Clauses 5 to 7 provided for mobility of staff within public administration. It could be seen as the crux of the Bill. The Bill provided for transfer of employees with their consent, and secondment without consent, if deemed justified. Clauses 8 and 9 provided prohibitions on doing business with the State, and disclosure of financial interest. Clauses 10 to 13 provided for capacity development and training, also through the establishment of the National School of Government. Clause 14 stated guidelines for the use of information and communication technology in public administration. Clause 15 dealt with ethics, integrity and discipline. Clause 16 empowered the Minister to prescribe minimum norms and standards. Clause 17 established the Office of Standards and Compliance. Clause 18 empowered the Minister to make regulations, to be published for public comment for not less than 30 days in the Gazette. Clause 19 and the Schedule dealt with the repeal and amendment of laws. The Bill repealed sections 4, 14 and 15 of the Public Service Act of 1994, and the Transfer of Staff to Municipalities Act of 1998.

Discussion
Mr Du Toit referred to page 6 of the Bill. He asked what the provisions there were based on. There had to be an objective legal opinion that local government was not being undermined. The implication there was that someone could consent to demotion. He wanted to know what the words there meant.

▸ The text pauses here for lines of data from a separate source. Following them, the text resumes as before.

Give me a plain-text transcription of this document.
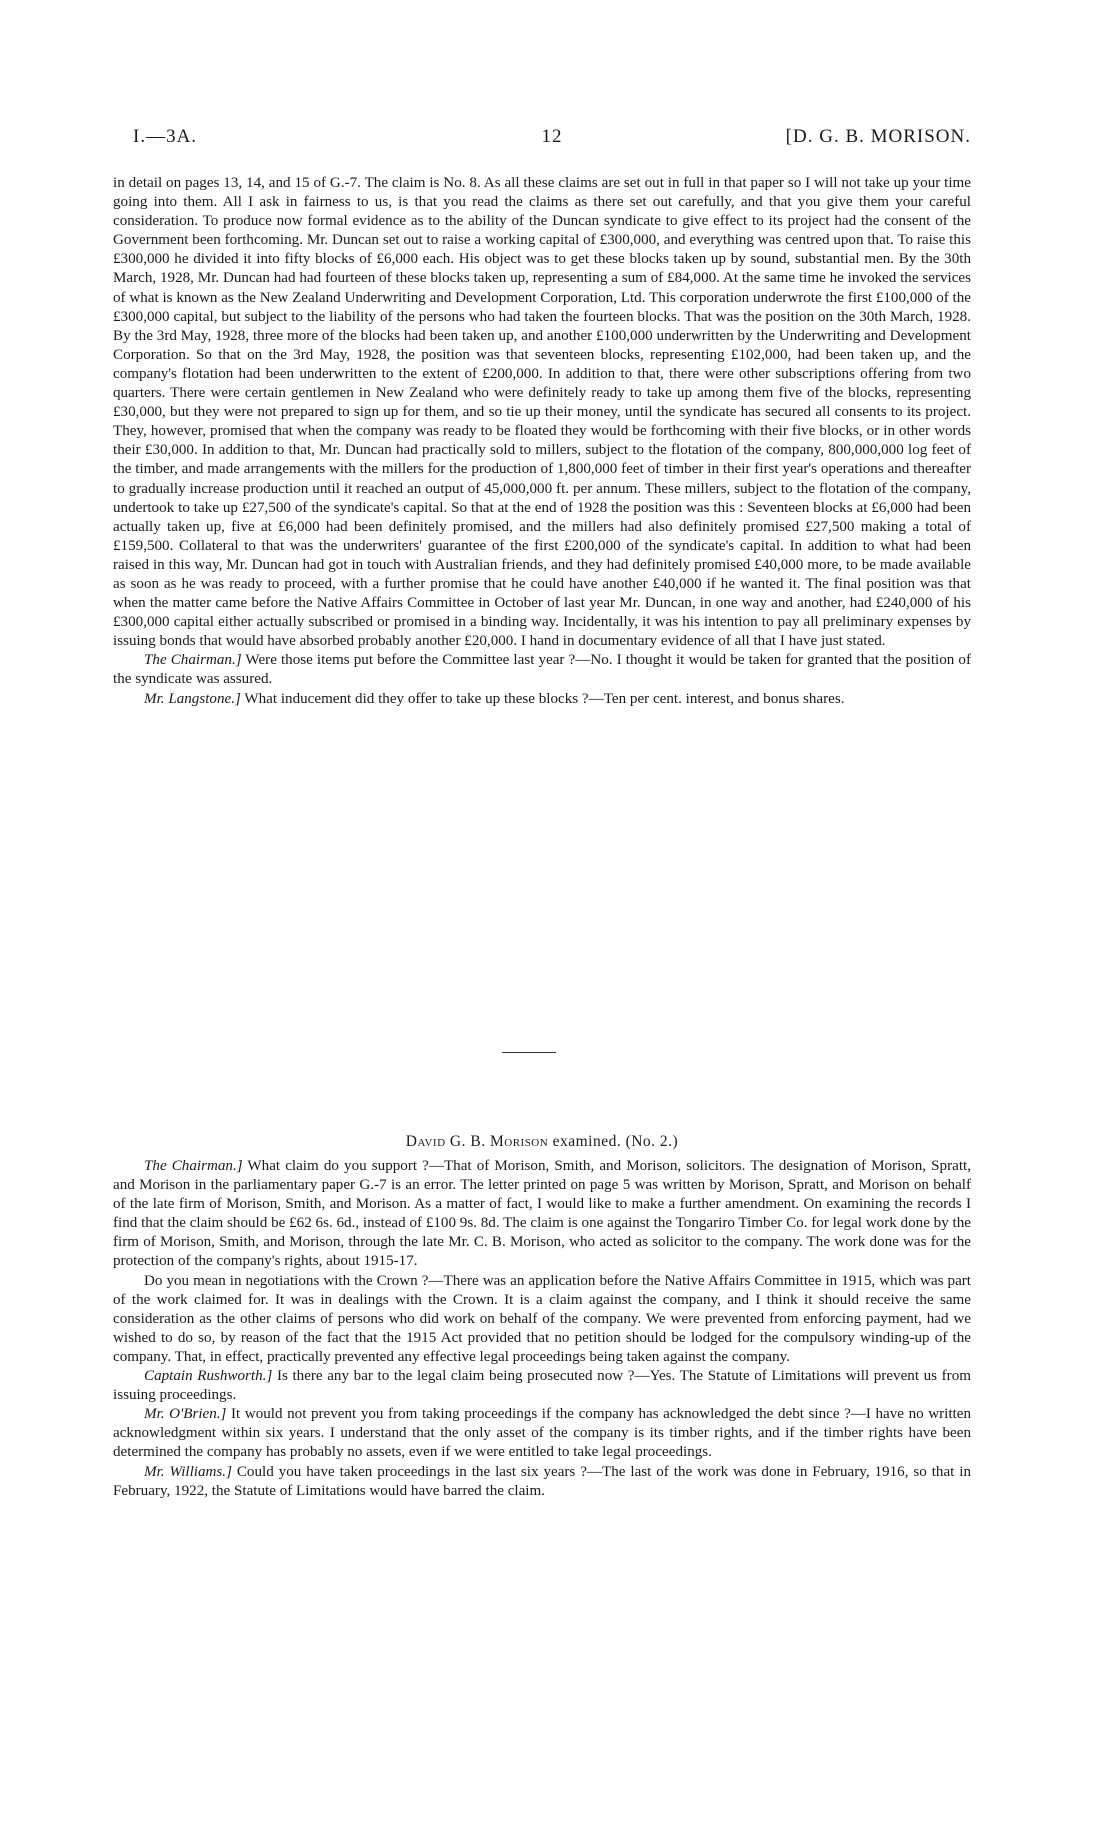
I.—3A.	12	[D. G. B. MORISON.

in detail on pages 13, 14, and 15 of G.-7. The claim is No. 8. As all these claims are set out in full in that paper so I will not take up your time going into them. All I ask in fairness to us, is that you read the claims as there set out carefully, and that you give them your careful consideration. To produce now formal evidence as to the ability of the Duncan syndicate to give effect to its project had the consent of the Government been forthcoming. Mr. Duncan set out to raise a working capital of £300,000, and everything was centred upon that. To raise this £300,000 he divided it into fifty blocks of £6,000 each. His object was to get these blocks taken up by sound, substantial men. By the 30th March, 1928, Mr. Duncan had had fourteen of these blocks taken up, representing a sum of £84,000. At the same time he invoked the services of what is known as the New Zealand Underwriting and Development Corporation, Ltd. This corporation underwrote the first £100,000 of the £300,000 capital, but subject to the liability of the persons who had taken the fourteen blocks. That was the position on the 30th March, 1928. By the 3rd May, 1928, three more of the blocks had been taken up, and another £100,000 underwritten by the Underwriting and Development Corporation. So that on the 3rd May, 1928, the position was that seventeen blocks, representing £102,000, had been taken up, and the company's flotation had been underwritten to the extent of £200,000. In addition to that, there were other subscriptions offering from two quarters. There were certain gentlemen in New Zealand who were definitely ready to take up among them five of the blocks, representing £30,000, but they were not prepared to sign up for them, and so tie up their money, until the syndicate has secured all consents to its project. They, however, promised that when the company was ready to be floated they would be forthcoming with their five blocks, or in other words their £30,000. In addition to that, Mr. Duncan had practically sold to millers, subject to the flotation of the company, 800,000,000 log feet of the timber, and made arrangements with the millers for the production of 1,800,000 feet of timber in their first year's operations and thereafter to gradually increase production until it reached an output of 45,000,000 ft. per annum. These millers, subject to the flotation of the company, undertook to take up £27,500 of the syndicate's capital. So that at the end of 1928 the position was this : Seventeen blocks at £6,000 had been actually taken up, five at £6,000 had been definitely promised, and the millers had also definitely promised £27,500 making a total of £159,500. Collateral to that was the underwriters' guarantee of the first £200,000 of the syndicate's capital. In addition to what had been raised in this way, Mr. Duncan had got in touch with Australian friends, and they had definitely promised £40,000 more, to be made available as soon as he was ready to proceed, with a further promise that he could have another £40,000 if he wanted it. The final position was that when the matter came before the Native Affairs Committee in October of last year Mr. Duncan, in one way and another, had £240,000 of his £300,000 capital either actually subscribed or promised in a binding way. Incidentally, it was his intention to pay all preliminary expenses by issuing bonds that would have absorbed probably another £20,000. I hand in documentary evidence of all that I have just stated.

The Chairman.] Were those items put before the Committee last year ?—No. I thought it would be taken for granted that the position of the syndicate was assured.

Mr. Langstone.] What inducement did they offer to take up these blocks ?—Ten per cent. interest, and bonus shares.

David G. B. Morison examined. (No. 2.)

The Chairman.] What claim do you support ?—That of Morison, Smith, and Morison, solicitors. The designation of Morison, Spratt, and Morison in the parliamentary paper G.-7 is an error. The letter printed on page 5 was written by Morison, Spratt, and Morison on behalf of the late firm of Morison, Smith, and Morison. As a matter of fact, I would like to make a further amendment. On examining the records I find that the claim should be £62 6s. 6d., instead of £100 9s. 8d. The claim is one against the Tongariro Timber Co. for legal work done by the firm of Morison, Smith, and Morison, through the late Mr. C. B. Morison, who acted as solicitor to the company. The work done was for the protection of the company's rights, about 1915-17.

Do you mean in negotiations with the Crown ?—There was an application before the Native Affairs Committee in 1915, which was part of the work claimed for. It was in dealings with the Crown. It is a claim against the company, and I think it should receive the same consideration as the other claims of persons who did work on behalf of the company. We were prevented from enforcing payment, had we wished to do so, by reason of the fact that the 1915 Act provided that no petition should be lodged for the compulsory winding-up of the company. That, in effect, practically prevented any effective legal proceedings being taken against the company.

Captain Rushworth.] Is there any bar to the legal claim being prosecuted now ?—Yes. The Statute of Limitations will prevent us from issuing proceedings.

Mr. O'Brien.] It would not prevent you from taking proceedings if the company has acknowledged the debt since ?—I have no written acknowledgment within six years. I understand that the only asset of the company is its timber rights, and if the timber rights have been determined the company has probably no assets, even if we were entitled to take legal proceedings.

Mr. Williams.] Could you have taken proceedings in the last six years ?—The last of the work was done in February, 1916, so that in February, 1922, the Statute of Limitations would have barred the claim.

Mr Rapea replied that legal opinions were obtained from the state law advisers. A full legal opinion was forwarded to the South African Local Government Association (SALGA).

Ms Lindiwe Sisulu, Minister of Public Service and Administration, asked which documents Mr Du Toit was referring to, concerning a legal opinion.

Mr Du Toit responded that it was important to know who was saying that local government was not undermined. One had to be able to ask a Mayor what he based his decisions on about staff transfers. He wanted to read the legal opinion of the state law advisors.

The Minister said that local government was certainly not being undermined. The language was clear and precise. Various independent lawyers had been involved, and there were workshops. Members would be taken through their concerns.

Mr Du Toit said that he had worked in local government. There was the problem of civilian oversight. There were struggles with bureaucracy. Even without political conflicts, there could be problems. It was not clear how a Mayor who had problems with officials, would deal with this. There was a conflict between civil oversight and bureaucracy, for instance about the power of a Mayor to replace people under investigation. His party would return to the Minister’s office about these issues. If officials did not toe the line, there would be a mess.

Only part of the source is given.